Acórdão nº 914/07.7TDLSB.L1-9 de Court of Appeal of Lisbon (Portugal), 26 de Abril de 2012

Magistrado ResponsávelALMEIDA CABRAL
Data da Resolução26 de Abril de 2012
EmissorCourt of Appeal of Lisbon (Portugal)

Decisão Texto Parcial:


Acordam, em conferência (art.º 419.º, n.º 3, al. c), do C.P.P.), os Juízes da 9.ª Secção do Tribunal da Relação de Lisboa: 1 – No 4.º Juízo Criminal de Lisboa, Processo Comum Singular n.º 910/07.7TDLSB, onde é arguido A...
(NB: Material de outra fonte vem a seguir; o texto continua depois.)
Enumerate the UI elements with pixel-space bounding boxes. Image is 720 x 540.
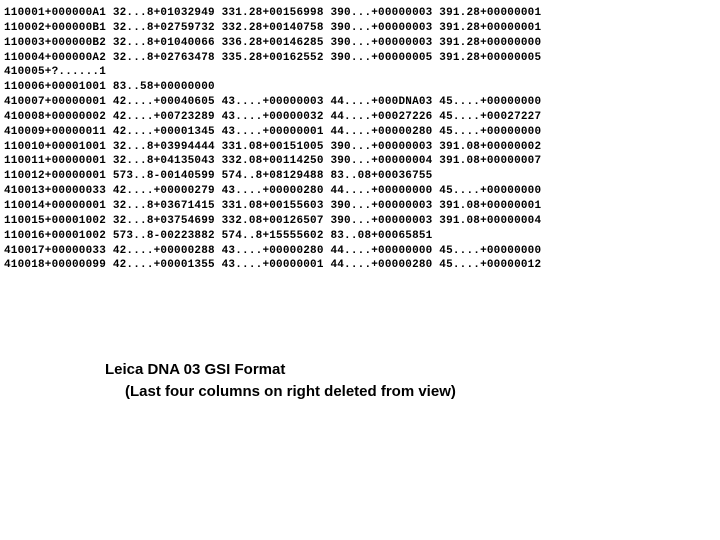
caption-subtitle: (Last four columns on right deleted from…: [105, 381, 720, 403]
data-row: 410008+00000002 42....+00723289 43....+0…: [4, 110, 716, 125]
caption-title: Leica DNA 03 GSI Format: [105, 359, 720, 381]
data-row: 110012+00000001 573..8-00140599 574..8+0…: [4, 169, 716, 184]
data-row: 110015+00001002 32...8+03754699 332.08+0…: [4, 214, 716, 229]
data-row: 110001+000000A1 32...8+01032949 331.28+0…: [4, 6, 716, 21]
data-row: 110010+00001001 32...8+03994444 331.08+0…: [4, 140, 716, 155]
data-row: 110002+000000B1 32...8+02759732 332.28+0…: [4, 21, 716, 36]
data-row: 410005+?......1: [4, 65, 716, 80]
data-row: 410009+00000011 42....+00001345 43....+0…: [4, 125, 716, 140]
data-row: 110014+00000001 32...8+03671415 331.08+0…: [4, 199, 716, 214]
data-row: 410018+00000099 42....+00001355 43....+0…: [4, 258, 716, 273]
caption-block: Leica DNA 03 GSI Format (Last four colum…: [105, 359, 720, 403]
data-row: 110011+00000001 32...8+04135043 332.08+0…: [4, 154, 716, 169]
data-row: 110006+00001001 83..58+00000000: [4, 80, 716, 95]
data-row: 410013+00000033 42....+00000279 43....+0…: [4, 184, 716, 199]
gsi-data-block: 110001+000000A1 32...8+01032949 331.28+0…: [0, 0, 720, 279]
data-row: 110004+000000A2 32...8+02763478 335.28+0…: [4, 51, 716, 66]
data-row: 110003+000000B2 32...8+01040066 336.28+0…: [4, 36, 716, 51]
data-row: 410007+00000001 42....+00040605 43....+0…: [4, 95, 716, 110]
data-row: 410017+00000033 42....+00000288 43....+0…: [4, 244, 716, 259]
data-row: 110016+00001002 573..8-00223882 574..8+1…: [4, 229, 716, 244]
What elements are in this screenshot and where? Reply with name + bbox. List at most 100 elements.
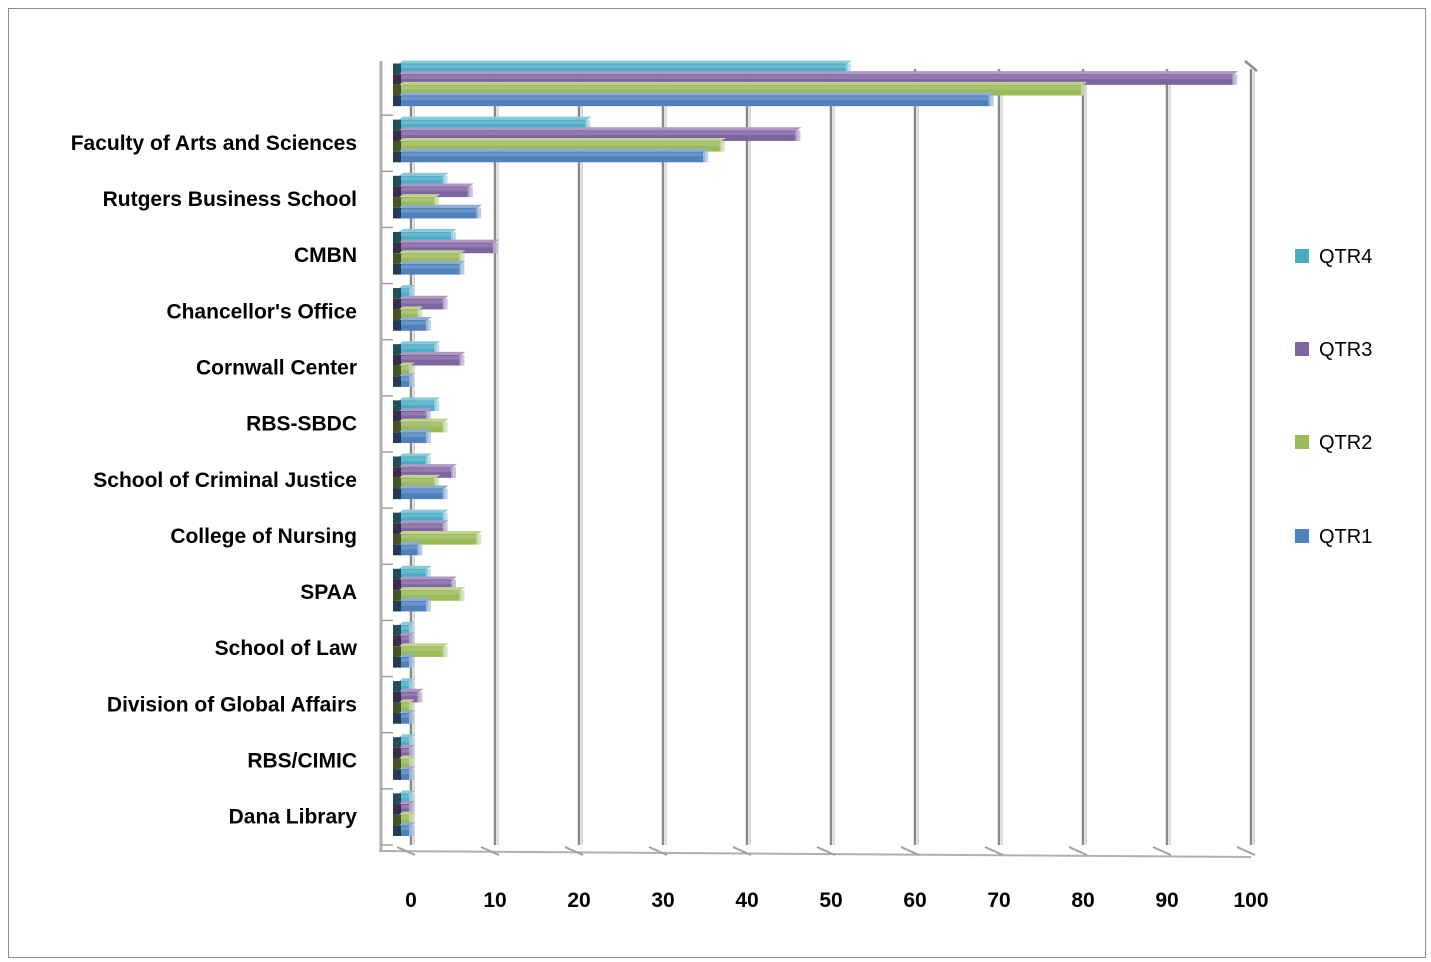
- gridline-floor: [1152, 846, 1172, 856]
- bar-top-face: [399, 194, 441, 198]
- bar-top-face: [399, 734, 415, 738]
- bar-highlight: [399, 524, 445, 529]
- category-labels: Faculty of Arts and Sciences Rutgers Busi…: [71, 132, 358, 829]
- bar-side-face: [393, 681, 401, 692]
- bar-front-face: [399, 242, 495, 254]
- legend-entry-qtr4: QTR4: [1295, 246, 1372, 268]
- bar-top-face: [399, 295, 449, 299]
- bar-qtr2: [393, 474, 441, 489]
- bar-qtr2: [393, 643, 449, 657]
- bar-highlight: [399, 826, 411, 831]
- bar-end-cap: [434, 477, 440, 489]
- bar-highlight: [399, 85, 1083, 90]
- bar-top-face: [399, 811, 415, 815]
- bar-front-face: [399, 231, 453, 243]
- category-label: Cornwall Center: [196, 357, 357, 380]
- bar-end-cap: [459, 354, 465, 366]
- gridline-floor: [396, 846, 416, 856]
- bar-front-face: [399, 600, 428, 612]
- bar-side-face: [393, 63, 401, 75]
- bar-front-face: [399, 804, 411, 815]
- bar-qtr4: [393, 565, 432, 580]
- category-label: RBS-SBDC: [246, 413, 357, 436]
- gridlines: [381, 60, 1258, 856]
- bar-end-cap: [409, 825, 414, 837]
- bar-side-face: [393, 814, 401, 826]
- bar-highlight: [399, 569, 428, 574]
- bar-end-cap: [409, 365, 414, 377]
- bar-top-face: [399, 520, 449, 524]
- bar-end-cap: [409, 713, 414, 724]
- bar-side-face: [393, 95, 401, 107]
- bar-top-face: [399, 474, 441, 478]
- bar-end-cap: [425, 320, 431, 331]
- bar-front-face: [399, 533, 479, 545]
- bar-qtr3: [393, 239, 499, 254]
- bar-top-face: [399, 341, 441, 345]
- bar-highlight: [399, 545, 420, 550]
- bar-qtr4: [393, 509, 449, 524]
- bar-highlight: [399, 321, 428, 325]
- bar-end-cap: [409, 758, 414, 770]
- bar-qtr2: [393, 587, 466, 601]
- bar-side-face: [393, 804, 401, 815]
- bar-top-face: [399, 744, 415, 748]
- bar-side-face: [393, 600, 401, 612]
- bar-qtr3: [393, 576, 457, 591]
- bar-front-face: [399, 84, 1083, 96]
- legend: QTR4 QTR3 QTR2 QTR1: [1295, 246, 1372, 548]
- bar-end-cap: [845, 63, 851, 75]
- bar-end-cap: [1081, 84, 1086, 96]
- bar-side-face: [393, 231, 401, 243]
- bar-front-face: [399, 568, 428, 580]
- bar-front-face: [399, 298, 445, 310]
- bar-qtr4: [393, 341, 441, 355]
- bar-end-cap: [459, 590, 465, 601]
- bar-end-cap: [425, 568, 431, 580]
- x-tick-label: 80: [1071, 889, 1094, 912]
- bar-highlight: [399, 513, 445, 518]
- bar-top-face: [399, 464, 457, 468]
- bar-highlight: [399, 759, 411, 764]
- gridline-floor: [480, 846, 500, 856]
- bar-side-face: [393, 344, 401, 355]
- bar-top-face: [399, 306, 424, 310]
- bar-end-cap: [409, 769, 414, 780]
- bar-front-face: [399, 151, 705, 163]
- bar-end-cap: [459, 253, 465, 264]
- bar-end-cap: [409, 793, 414, 805]
- bar-side-face: [393, 263, 401, 275]
- bar-qtr2: [393, 699, 415, 714]
- bar-side-face: [393, 702, 401, 714]
- bar-highlight: [399, 703, 411, 708]
- bar-side-face: [393, 523, 401, 534]
- bar-front-face: [399, 432, 428, 444]
- bar-end-cap: [476, 207, 482, 219]
- category-label: Rutgers Business School: [103, 188, 357, 211]
- category-label: School of Criminal Justice: [93, 469, 357, 492]
- bar-end-cap: [442, 298, 448, 310]
- category-label: Faculty of Arts and Sciences: [71, 132, 357, 155]
- bar-side-face: [393, 713, 401, 724]
- bar-end-cap: [442, 488, 448, 500]
- bar-top-face: [399, 418, 449, 422]
- bar-front-face: [399, 207, 479, 219]
- bar-highlight: [399, 377, 411, 381]
- bar-highlight: [399, 299, 445, 304]
- bar-qtr3: [393, 408, 432, 422]
- bar-top-face: [399, 116, 592, 120]
- bar-front-face: [399, 477, 437, 489]
- bar-top-face: [399, 632, 415, 636]
- bar-side-face: [393, 253, 401, 264]
- bar-qtr2: [393, 362, 415, 377]
- bar-qtr4: [393, 116, 592, 131]
- bar-qtr4: [393, 734, 415, 748]
- bar-front-face: [399, 263, 462, 275]
- bar-highlight: [399, 152, 705, 157]
- bar-side-face: [393, 456, 401, 468]
- bar-top-face: [399, 576, 457, 580]
- bar-qtr3: [393, 520, 449, 534]
- bar-front-face: [399, 253, 462, 264]
- bar-end-cap: [409, 656, 414, 668]
- bar-qtr2: [393, 250, 466, 264]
, e assistente/recorrente B...

, havendo aquele sido acusado da prática de um crime de “gravações ilícitas”, p. p. nos termos do art.º 199.º, n.º 1, al. a) do Código Penal, veio do mesmo a ser absolvido, por suposta existência de causa de exclusão da respectiva ilicitude.

Porém, com a referida decisão absolutória não se conformou o assistente, pelo que da mesma interpôs o presente recurso, o qual sustentou na verificação de todos os elementos típicos do crime de “gravações ilícitas”, quer na previsão da al. a), n.º 1, do art.º 199.º do Cód. Penal, quer da al. b), devendo, por isso, ser proferida sentença condenatória.

Da respectiva motivação extraiu as seguintes conclusões: “(…) 1 - Resulta dos factos que o Tribunal a quo considerou provados - grande parte dos quais foi alegada pelo Arguido na sua contestação - que o Recorrido praticou a factualidade típica do crime de gravações ilícitas (artigo 199.º do Código Penal), quer quando (no dia 22 de Janeiro de 2006), sem consentimento, gravou as palavras do Assistente (n.º 1, alínea a); quer quando (no dia 23 de Janeiro de 2006), sem consentimento, entregou a gravação às autoridades, permitindo que estas a utilizassem (alínea b).

2 – O ilícito criminal indiciado pela prática da segunda modalidade de conduta típica entrega às autoridades - não foi afastado pela ocorrência de nenhuma causa de justificação. Nem das causas gerais de justificação presentes na Parte Geral do Código Penal; nem das excludentes da ilicitude dispersas pela unidade da ordem jurídica e particularmente pela lei processual penal.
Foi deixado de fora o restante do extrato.